Europe Politics

Catalan separatists threaten to derail Spain's budget which could lead to new elections

Key Points
  • Catalan separatist parties are threatening to upend the Spanish government's 2019 budget proposal.
  • The move could potentially prompt snap elections in the country.
  • Catalan separatist leaders are about to go on trial.
People wave Catalan separatist flags during a demonstration organised by Catalan pro-independence movements ANC (Catalan National Assembly) and Omnium Cutural, following the imprisonment of their two leaders Jordi Sanchez and Jordi Cuixart, in Barcelona, Spain, October 21, 2017.
Gonzalo Fuentes | Reuters

Catalan separatist parties are threatening to upend the Spanish government's 2019 budget proposal, a move that could potentially prompt snap elections in the country.

Catalan pro-independence parties — the Republican Left of Catalonia (ERC) and the Catalan European Democratic Party (PDeCAT) — said Monday that they would file parliamentary amendments opposing the government's 2019 budget proposal unless Spanish Prime Minister Pedro Sanchez made concessions on the thorny subject of Catalan independence.

While PDeCAT wants the government to launch a nationwide dialogue between political parties "to address politically the Catalan issue," parliamentary spokesperson Carles Campuzano told Reuters Monday, the ERC meanwhile has requested an authorized referendum on the region's independence.

Sanchez presides over a minority Socialist government in the southern European country and he relies on the support of Catalan nationalist parties, the populist Podemos party and other smaller regional parties to pass legislation.

If the secessionists' amendments are not withdrawn, and if they are approved by a majority in Parliament, the entire budget bill cannot be discussed and would effectively be derailed. This would pressure Sanchez's minority government into calling a snap election, something the prime minister has already mooted as a possibility.

"A failed budget vote could potentially open the door to early general elections, the timing of which is still unclear," Antonio Barroso, deputy director of research at Teneo Intelligence, said in a note Tuesday.

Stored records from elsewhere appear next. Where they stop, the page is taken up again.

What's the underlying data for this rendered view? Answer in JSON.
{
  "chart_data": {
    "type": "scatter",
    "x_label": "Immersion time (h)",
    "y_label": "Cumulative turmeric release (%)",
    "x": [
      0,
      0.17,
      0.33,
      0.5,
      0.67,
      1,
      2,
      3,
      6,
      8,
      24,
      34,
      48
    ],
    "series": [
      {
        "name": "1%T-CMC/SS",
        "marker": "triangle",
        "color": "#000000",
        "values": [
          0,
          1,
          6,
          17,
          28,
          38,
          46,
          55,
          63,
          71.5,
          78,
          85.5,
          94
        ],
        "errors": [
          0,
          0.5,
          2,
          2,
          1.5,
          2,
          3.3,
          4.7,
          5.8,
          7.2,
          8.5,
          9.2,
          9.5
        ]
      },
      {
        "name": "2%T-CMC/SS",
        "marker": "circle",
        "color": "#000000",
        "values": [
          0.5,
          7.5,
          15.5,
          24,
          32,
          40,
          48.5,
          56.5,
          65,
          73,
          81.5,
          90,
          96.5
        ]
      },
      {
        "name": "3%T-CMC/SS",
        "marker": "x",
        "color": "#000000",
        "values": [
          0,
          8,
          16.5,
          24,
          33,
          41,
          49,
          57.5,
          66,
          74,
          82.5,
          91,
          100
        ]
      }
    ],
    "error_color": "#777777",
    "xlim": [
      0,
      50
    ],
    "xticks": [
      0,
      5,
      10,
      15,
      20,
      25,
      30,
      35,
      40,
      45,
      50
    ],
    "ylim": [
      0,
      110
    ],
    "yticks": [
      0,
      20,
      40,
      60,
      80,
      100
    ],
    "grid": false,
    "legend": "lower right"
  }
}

Crucially, February 12 is the last day that pro-independence parties can withdraw their amendments to the draft budget. It is also the day when a high-profile trial against a group of Catalan separatist leaders who were involved in the 2017 push for independence begins.

2017 referendum

In late 2017, Catalonia held a referendum on independence that was deemed illegal by the Spanish government. A large majority of Catalans voted for independence but with a low voter turnout. A constitutional crisis followed and the movement was clamped down on by the government. A number of separatist leaders fled Spain or were arrested and imprisoned, causing widespread controversy.

Spain's public prosecutor is now seeking prison terms of up to 25 years on charges of rebellion and misuse of public funds for their role in the failed independence attempt.

Who wants independence in Europe?
Who wants independence in Europe?

Teneo Intelligence's Barroso said he believed the decision by secessionists to present amendments to the budget bill and the timing of the trials was crucial — and could prevent the pro-independence parties from being able to backtrack on their amendments blocking the draft budget.

"The imminent start of the trial of the secessionist politicians (on February 12) has put the Catalan issue again under the spotlight, leading to protests by the pro-independence movement and increasing the pressure on separatist parties to toughen their stance towards Madrid," he said.

Sanchez in a difficult position

"While they might still make a last-minute U-turn, the upcoming trial of separatist politicians might make it difficult for them to support the budget," he said, noting that "the images of the separatist politicians in front of the judge (the trial will be live-streamed) and the likely demonstrations in Catalonia could be too much for the secessionist parties to support the PSOE (the ruling Socialist Workers' Party) government."

Sanchez is in a difficult position, wary of conceding too much ground to pro-independence parties. As such, the administration's strategy is to adopt steps that can allow the secessionists to claim they are making advances on the political front while limiting the potential for attacks from the opposition, Barroso noted.

"The government is refraining from proposing measures (such as a self-determination referendum) that would divide the ruling Socialist Workers' Party (PSOE) internally and expose Sanchez to the attacks of Ciudadanos and the People's Party," he said.